Questa rubrica nasce sotto una buona stella o così mi piace pensare; si propone, con determinazione, di avvicinare il lettore a un genere letterario incompreso ma testardo: la poesia.
Perché no!? Perché non recuperarla dal cassetto, vestirla con abiti nuovi, freschi, darle una possibilità? La possibilità di emozionarci, semplicemente questo: riflettere, sentire qualcosa, qualsiasi cosa, con e grazie a Lei.

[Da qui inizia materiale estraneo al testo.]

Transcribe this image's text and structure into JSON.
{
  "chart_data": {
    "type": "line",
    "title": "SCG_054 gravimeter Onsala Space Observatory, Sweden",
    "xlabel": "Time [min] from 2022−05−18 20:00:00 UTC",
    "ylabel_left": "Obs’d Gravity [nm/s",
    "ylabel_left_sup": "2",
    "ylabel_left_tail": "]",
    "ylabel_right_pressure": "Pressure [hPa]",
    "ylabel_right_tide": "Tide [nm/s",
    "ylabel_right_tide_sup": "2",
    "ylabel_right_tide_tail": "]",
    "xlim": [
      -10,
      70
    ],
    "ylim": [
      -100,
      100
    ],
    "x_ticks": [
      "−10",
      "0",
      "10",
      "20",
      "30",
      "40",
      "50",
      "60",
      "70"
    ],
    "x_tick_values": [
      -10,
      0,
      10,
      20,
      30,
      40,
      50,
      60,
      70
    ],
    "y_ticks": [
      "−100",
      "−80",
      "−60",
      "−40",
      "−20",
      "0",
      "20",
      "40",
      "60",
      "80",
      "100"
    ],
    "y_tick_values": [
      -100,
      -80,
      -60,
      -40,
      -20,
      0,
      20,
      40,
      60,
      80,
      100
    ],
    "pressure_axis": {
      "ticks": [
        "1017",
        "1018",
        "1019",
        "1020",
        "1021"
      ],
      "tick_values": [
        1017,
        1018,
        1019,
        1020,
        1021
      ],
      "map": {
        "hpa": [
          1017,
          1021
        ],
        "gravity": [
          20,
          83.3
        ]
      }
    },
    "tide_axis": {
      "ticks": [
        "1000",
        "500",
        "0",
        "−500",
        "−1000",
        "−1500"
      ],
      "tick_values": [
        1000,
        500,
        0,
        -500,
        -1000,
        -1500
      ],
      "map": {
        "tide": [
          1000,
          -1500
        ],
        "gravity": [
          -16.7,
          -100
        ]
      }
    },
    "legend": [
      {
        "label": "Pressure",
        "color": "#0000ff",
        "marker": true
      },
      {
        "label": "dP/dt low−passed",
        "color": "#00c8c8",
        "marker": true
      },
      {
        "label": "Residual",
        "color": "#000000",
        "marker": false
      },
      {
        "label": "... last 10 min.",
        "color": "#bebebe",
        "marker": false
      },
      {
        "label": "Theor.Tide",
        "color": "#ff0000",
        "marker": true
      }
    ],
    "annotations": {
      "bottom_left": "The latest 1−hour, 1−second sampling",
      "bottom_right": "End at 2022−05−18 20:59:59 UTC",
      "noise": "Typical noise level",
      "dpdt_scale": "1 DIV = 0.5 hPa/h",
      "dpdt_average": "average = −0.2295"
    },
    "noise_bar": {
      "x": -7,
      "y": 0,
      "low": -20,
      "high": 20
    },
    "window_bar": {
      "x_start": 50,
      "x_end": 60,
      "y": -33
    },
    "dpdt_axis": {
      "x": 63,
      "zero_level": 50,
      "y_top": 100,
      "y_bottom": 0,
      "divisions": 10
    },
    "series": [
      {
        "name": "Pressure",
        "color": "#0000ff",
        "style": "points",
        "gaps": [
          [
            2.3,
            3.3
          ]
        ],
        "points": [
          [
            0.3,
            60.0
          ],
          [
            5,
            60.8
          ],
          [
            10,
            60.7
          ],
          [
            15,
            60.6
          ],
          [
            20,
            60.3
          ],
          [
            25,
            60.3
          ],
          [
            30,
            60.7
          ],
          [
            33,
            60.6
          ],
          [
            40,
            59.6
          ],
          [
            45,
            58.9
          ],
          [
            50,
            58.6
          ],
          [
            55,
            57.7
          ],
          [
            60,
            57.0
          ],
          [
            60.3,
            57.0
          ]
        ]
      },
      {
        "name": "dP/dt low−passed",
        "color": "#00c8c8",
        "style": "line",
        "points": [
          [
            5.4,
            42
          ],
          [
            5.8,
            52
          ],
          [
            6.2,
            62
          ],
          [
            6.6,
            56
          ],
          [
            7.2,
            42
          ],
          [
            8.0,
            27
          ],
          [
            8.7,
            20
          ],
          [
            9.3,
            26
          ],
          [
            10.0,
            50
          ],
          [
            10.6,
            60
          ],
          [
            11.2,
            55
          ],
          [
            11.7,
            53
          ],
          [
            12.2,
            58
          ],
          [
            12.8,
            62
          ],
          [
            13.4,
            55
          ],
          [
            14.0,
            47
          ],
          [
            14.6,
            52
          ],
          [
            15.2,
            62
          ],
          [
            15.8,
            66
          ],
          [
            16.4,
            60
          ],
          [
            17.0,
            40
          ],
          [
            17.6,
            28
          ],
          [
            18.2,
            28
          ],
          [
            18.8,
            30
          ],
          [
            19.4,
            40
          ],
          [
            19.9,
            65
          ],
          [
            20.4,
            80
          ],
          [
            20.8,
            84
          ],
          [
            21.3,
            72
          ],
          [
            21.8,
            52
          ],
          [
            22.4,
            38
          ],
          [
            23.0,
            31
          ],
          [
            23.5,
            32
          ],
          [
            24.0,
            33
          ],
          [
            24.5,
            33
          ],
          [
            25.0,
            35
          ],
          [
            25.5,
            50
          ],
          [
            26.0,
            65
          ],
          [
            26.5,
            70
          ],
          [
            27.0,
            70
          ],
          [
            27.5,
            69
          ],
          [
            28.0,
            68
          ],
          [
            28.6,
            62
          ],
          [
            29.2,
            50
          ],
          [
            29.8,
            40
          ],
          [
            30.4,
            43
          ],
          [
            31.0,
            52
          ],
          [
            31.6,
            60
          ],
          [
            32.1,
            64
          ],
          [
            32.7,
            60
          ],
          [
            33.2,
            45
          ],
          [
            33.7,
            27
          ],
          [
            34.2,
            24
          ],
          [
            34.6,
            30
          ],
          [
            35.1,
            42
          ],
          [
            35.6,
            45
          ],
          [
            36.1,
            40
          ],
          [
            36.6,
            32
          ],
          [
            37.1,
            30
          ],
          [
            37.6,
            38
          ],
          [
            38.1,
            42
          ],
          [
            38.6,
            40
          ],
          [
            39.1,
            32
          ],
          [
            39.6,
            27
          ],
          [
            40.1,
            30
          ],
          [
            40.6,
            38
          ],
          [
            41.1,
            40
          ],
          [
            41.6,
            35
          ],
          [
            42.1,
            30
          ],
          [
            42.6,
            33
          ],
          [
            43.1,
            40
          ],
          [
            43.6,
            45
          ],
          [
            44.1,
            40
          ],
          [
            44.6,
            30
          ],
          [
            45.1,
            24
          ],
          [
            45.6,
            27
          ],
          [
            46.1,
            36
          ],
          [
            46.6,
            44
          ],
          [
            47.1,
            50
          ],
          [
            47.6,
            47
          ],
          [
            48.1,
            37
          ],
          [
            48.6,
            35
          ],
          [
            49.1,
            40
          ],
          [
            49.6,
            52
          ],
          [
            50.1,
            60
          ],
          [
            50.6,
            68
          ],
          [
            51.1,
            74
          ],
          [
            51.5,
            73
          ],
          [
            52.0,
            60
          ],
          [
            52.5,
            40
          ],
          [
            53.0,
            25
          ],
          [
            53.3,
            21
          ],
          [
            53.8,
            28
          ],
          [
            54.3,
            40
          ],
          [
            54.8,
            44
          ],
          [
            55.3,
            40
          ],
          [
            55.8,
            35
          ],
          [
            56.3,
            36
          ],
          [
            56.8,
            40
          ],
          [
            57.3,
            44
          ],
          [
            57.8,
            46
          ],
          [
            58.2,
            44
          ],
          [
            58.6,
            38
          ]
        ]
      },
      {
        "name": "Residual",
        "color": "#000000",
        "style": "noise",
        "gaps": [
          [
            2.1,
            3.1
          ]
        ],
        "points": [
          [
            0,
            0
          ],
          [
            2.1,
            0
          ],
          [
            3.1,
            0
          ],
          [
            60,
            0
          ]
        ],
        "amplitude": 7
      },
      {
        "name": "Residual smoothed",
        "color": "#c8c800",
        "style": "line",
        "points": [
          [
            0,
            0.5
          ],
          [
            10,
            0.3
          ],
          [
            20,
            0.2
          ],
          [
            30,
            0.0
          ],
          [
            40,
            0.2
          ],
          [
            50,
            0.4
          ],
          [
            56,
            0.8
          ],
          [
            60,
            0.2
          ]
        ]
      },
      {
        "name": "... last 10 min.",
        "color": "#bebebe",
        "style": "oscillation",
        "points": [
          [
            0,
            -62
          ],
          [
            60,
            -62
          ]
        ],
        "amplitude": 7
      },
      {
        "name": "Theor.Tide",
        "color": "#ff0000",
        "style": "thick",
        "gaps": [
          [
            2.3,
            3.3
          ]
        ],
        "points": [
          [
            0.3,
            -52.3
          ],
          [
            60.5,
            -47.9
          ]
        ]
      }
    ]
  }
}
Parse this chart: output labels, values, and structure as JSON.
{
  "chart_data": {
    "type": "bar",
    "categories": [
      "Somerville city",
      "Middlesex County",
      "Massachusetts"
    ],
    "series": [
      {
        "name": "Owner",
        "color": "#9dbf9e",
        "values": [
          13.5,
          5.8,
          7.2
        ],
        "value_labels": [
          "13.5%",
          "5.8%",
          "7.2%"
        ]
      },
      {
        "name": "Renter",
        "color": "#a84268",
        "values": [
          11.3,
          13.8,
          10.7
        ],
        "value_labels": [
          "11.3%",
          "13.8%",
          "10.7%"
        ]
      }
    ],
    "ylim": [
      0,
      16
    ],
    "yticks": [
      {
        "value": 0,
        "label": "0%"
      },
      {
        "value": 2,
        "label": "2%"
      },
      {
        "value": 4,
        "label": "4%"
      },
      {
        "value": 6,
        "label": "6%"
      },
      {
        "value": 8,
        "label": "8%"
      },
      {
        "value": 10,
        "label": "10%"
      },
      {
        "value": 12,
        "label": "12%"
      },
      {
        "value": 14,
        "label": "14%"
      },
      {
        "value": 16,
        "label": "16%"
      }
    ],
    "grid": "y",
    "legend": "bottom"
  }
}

Allontaniamoci dall'impostazione scolastica e dall'analisi del testo, lasciando spazio, invece, all'analisi del SENSO. Senso che sta per ragione e sensazione insieme. Impariamo a cercare la curiosità, prima delle domande. Accendiamo il pensiero. Che dite, ci lanciamo nel viaggio? Al paracadute provvedo io!